Simulating Motility in BSim
In the first simulation we looked at how a group of E. coli moved through our mesh. They began near the center of the volume and moved in a 'run and tumble' fashion. The movement was parameterized using viscocity values for water, whihc is appropriate for the fluid in the gel voids. The gel was modelled as being a hard surface that the E. coli can not cross. The video below gives a snap-shot of their movement.
To track the movement of the E. coli through the bead volume BSim we recorded the spatial location of a group of 15 E. coli. Below is a graph of average distance travelled from their start location over 300 simulation timesteps. The error-bars represent the standard deviation of the group. The jagged features in the distribution appear to be from features in the mesh that cause 'choke points' for the movement of the bacteria through the gel.
Motility in a degraded Mesh
After looking at movement through our mesh model we decided to look at movement through a gel mesh that had been degraded, so it was more permeable. To simulate this degredation the mesh was modified so that 20 percent of the links were randomly deleted.

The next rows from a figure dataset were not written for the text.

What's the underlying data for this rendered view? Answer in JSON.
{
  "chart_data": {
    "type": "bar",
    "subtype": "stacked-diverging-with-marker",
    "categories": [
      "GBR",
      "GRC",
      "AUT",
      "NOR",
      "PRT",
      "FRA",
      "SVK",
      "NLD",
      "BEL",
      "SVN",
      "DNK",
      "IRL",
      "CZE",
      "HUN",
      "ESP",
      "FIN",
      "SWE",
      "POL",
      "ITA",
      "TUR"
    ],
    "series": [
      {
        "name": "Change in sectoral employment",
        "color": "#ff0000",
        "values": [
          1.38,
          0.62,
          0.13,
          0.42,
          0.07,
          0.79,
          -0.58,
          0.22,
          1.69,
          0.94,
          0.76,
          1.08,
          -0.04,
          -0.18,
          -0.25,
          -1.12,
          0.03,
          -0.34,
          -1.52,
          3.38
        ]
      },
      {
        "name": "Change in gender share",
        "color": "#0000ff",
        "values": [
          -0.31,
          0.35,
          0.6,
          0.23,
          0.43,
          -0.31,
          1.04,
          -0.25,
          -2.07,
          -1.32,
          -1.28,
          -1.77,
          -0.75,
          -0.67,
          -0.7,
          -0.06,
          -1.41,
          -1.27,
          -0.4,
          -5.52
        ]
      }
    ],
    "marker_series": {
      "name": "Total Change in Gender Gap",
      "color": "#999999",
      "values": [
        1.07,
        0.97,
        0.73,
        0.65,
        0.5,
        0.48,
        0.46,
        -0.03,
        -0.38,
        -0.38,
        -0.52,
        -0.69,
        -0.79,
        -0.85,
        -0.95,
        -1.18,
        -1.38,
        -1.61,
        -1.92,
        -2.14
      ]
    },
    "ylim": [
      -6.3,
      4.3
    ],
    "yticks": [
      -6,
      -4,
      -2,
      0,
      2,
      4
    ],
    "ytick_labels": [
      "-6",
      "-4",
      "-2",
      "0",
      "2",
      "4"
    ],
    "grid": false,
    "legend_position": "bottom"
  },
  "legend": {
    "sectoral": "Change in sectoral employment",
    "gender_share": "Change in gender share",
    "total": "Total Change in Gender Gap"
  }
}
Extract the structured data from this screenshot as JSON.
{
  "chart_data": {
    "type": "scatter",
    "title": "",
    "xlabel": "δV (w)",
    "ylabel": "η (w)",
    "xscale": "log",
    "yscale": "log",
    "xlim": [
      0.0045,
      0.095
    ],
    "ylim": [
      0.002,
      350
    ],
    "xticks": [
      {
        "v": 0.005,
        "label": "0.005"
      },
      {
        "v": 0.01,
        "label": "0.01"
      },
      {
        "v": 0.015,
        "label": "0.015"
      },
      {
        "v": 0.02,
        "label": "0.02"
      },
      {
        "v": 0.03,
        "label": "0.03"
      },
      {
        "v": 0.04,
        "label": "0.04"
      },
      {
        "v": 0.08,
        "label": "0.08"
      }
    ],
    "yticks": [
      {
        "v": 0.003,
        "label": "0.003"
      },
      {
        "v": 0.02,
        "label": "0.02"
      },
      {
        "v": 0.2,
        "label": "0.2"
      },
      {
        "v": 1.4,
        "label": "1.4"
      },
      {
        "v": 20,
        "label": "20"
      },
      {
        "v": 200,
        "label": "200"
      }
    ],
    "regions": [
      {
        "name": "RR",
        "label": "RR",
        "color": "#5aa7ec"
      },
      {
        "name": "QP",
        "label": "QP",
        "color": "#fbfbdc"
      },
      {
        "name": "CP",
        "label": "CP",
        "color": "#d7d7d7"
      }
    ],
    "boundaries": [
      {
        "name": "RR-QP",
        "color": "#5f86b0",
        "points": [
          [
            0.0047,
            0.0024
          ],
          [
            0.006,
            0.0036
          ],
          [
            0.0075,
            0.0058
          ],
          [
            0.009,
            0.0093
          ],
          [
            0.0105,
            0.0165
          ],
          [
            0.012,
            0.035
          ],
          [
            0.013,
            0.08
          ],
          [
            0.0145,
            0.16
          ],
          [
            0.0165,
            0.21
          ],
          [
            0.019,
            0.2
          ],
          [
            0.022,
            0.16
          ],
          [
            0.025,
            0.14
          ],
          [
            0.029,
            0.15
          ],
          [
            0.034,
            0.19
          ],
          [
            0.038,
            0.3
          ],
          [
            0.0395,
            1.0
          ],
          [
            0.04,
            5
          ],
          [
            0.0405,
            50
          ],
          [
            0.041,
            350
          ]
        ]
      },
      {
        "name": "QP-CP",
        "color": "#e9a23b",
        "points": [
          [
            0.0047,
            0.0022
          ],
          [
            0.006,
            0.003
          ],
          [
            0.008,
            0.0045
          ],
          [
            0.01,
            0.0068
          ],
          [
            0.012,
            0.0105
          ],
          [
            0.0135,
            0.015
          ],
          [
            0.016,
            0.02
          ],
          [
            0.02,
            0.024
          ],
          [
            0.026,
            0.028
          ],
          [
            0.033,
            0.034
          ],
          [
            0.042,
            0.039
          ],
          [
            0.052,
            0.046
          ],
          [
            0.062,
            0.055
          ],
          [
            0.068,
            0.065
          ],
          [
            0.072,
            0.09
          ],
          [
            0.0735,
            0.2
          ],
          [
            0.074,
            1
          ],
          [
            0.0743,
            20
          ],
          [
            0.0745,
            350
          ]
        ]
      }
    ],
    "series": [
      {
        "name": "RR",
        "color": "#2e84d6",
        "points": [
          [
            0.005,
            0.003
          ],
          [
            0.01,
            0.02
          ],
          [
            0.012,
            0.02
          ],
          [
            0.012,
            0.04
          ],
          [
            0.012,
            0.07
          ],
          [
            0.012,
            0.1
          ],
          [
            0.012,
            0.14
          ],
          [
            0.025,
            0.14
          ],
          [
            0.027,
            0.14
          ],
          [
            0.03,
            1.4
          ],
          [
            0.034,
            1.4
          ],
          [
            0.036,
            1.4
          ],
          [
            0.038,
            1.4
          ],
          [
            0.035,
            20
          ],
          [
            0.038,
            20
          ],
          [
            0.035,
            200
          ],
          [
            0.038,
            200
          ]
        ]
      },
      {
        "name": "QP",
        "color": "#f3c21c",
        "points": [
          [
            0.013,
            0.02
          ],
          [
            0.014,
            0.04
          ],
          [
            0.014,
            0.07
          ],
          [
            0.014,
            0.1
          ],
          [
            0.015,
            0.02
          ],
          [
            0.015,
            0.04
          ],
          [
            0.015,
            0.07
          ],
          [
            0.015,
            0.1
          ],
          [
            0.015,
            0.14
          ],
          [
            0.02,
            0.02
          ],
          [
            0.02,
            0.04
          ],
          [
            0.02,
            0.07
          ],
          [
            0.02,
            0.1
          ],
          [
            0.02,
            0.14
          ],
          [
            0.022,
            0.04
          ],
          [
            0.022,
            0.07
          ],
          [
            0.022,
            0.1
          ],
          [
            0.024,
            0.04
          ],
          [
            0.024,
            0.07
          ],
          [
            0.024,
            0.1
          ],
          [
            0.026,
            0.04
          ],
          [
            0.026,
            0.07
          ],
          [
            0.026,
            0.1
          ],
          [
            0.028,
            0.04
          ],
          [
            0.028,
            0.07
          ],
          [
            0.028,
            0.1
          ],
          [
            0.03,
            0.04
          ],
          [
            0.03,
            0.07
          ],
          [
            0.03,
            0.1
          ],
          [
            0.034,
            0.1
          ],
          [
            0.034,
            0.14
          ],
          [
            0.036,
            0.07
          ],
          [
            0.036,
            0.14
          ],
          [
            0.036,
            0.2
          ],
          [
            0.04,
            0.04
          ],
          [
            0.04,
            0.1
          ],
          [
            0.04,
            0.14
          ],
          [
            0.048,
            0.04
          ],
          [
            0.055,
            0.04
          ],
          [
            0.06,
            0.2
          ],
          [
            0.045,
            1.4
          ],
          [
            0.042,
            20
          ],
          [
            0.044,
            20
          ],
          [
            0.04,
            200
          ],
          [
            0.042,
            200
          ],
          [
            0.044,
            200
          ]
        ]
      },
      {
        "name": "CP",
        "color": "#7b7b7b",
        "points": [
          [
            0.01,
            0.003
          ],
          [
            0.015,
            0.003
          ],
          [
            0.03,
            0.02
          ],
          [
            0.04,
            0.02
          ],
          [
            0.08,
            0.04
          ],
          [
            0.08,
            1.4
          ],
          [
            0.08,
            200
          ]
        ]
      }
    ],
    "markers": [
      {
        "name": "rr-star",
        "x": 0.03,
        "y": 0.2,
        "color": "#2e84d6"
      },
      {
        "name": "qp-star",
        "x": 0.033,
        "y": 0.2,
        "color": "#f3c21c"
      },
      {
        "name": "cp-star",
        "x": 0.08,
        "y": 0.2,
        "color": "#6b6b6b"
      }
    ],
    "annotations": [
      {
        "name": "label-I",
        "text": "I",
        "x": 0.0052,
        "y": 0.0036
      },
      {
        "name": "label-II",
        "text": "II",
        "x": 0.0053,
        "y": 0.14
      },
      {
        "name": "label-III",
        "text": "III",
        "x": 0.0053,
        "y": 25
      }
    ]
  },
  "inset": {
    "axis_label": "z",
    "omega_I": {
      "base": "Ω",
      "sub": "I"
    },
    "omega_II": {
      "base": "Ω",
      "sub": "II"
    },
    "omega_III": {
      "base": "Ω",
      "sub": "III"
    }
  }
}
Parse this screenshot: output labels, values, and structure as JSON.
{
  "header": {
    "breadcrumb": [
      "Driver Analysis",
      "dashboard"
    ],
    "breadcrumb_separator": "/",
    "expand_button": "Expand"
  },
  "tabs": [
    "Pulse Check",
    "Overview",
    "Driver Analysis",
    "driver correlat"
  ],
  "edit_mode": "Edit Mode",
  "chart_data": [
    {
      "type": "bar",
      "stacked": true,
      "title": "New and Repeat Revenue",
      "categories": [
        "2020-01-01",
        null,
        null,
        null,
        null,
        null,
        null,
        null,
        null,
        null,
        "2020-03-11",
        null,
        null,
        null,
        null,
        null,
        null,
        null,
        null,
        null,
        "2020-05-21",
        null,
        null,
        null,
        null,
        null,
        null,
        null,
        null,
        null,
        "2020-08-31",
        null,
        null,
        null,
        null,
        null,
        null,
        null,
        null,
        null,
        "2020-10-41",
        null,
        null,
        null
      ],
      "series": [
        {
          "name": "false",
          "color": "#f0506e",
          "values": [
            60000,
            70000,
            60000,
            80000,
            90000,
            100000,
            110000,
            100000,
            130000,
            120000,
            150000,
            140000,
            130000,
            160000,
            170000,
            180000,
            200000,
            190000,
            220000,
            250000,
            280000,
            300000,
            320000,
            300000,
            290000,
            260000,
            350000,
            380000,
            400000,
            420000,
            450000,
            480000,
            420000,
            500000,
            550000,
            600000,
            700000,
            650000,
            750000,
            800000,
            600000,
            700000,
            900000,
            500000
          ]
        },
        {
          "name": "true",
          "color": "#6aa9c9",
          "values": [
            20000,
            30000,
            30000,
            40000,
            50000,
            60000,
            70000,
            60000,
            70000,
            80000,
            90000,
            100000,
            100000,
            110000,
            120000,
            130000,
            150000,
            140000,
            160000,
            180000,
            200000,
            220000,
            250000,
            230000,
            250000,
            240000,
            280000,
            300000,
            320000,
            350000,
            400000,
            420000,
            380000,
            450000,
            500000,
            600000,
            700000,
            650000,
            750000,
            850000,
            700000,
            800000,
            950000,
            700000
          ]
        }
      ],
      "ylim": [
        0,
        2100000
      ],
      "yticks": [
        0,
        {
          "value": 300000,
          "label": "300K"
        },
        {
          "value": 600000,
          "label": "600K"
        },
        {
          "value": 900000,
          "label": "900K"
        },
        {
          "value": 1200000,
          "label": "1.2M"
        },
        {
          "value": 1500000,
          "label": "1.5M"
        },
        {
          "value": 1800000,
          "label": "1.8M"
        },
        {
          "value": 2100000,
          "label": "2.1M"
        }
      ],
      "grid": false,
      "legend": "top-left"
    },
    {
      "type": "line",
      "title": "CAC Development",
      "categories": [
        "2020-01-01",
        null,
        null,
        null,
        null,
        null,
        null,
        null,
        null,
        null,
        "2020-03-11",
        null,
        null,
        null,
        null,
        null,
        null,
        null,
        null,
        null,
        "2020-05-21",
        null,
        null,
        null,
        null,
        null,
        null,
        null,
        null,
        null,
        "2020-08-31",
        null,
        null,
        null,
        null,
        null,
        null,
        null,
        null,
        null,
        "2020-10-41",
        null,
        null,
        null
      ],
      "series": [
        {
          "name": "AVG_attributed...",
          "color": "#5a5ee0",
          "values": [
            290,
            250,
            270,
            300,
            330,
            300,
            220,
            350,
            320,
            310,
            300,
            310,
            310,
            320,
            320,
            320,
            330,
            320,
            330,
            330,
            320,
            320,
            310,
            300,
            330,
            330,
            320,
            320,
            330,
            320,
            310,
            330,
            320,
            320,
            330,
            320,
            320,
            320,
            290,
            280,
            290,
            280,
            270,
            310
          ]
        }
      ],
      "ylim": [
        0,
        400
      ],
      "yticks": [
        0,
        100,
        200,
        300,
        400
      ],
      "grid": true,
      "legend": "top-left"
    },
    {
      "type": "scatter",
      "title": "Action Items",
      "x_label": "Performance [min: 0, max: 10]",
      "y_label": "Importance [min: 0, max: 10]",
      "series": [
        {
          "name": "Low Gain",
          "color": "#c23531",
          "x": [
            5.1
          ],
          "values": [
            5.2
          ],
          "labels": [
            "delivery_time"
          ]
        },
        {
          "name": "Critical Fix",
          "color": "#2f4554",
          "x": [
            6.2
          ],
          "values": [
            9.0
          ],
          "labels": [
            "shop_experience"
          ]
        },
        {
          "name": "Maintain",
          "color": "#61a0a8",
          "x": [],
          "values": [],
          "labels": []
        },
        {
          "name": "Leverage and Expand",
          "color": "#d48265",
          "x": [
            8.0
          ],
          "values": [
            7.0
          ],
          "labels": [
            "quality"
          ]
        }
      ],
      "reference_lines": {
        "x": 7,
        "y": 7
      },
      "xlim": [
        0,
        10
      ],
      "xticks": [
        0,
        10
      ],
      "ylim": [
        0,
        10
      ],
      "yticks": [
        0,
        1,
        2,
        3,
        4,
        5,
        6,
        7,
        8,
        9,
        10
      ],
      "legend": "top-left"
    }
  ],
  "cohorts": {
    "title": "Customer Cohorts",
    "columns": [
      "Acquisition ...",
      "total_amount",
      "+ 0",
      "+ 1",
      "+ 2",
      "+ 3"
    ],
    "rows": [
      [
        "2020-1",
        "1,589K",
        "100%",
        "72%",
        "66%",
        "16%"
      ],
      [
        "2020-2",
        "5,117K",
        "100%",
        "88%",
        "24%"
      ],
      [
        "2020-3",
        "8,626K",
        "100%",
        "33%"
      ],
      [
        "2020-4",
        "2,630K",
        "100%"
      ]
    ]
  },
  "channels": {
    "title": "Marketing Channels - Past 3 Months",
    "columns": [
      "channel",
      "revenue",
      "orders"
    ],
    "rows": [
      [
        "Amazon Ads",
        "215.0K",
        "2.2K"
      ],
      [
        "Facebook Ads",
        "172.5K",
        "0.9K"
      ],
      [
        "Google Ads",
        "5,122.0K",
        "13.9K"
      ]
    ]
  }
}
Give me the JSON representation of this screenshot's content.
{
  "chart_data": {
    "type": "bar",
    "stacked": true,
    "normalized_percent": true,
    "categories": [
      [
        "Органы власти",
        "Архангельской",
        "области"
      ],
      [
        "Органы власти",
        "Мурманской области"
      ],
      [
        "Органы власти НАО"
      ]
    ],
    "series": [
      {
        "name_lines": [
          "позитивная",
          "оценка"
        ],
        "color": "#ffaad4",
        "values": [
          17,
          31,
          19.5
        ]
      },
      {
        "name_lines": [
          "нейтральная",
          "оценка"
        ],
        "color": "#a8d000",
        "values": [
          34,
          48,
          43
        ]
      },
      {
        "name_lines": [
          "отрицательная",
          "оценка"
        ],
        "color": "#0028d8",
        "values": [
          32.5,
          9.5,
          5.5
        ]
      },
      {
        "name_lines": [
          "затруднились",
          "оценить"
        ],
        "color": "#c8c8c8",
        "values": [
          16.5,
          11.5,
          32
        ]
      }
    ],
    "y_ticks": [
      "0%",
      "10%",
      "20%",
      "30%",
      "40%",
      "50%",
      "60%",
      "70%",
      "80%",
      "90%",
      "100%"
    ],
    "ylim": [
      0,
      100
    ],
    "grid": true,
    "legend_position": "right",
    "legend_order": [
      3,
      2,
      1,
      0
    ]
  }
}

We were expecting motility to be further impared, as more of the gel's surface area is exposed, but the effect seems to be the opposite. The graph below shows that the E. coli infact moved further and the 'choke point' effect is much less pronounced. This may mean that as the bead degrades more of the agrEcoli encapsulated within will be able to move into the environment. This effect should be explored further when designing a final version of the bead, it's structual integrity should be maintained until most of the agrEcoli inside are dead.
Simple Diffusion
Simple illustration of chemical field diffusing through two different media, the aqueous environment surrounding the gel strand and the gel itself. The source of the chemical is a contact at the bottom of the simulation volume. The agrEcoli bacteria are shown changing color as concentration changes to represent expression of rfp/gfp ratio.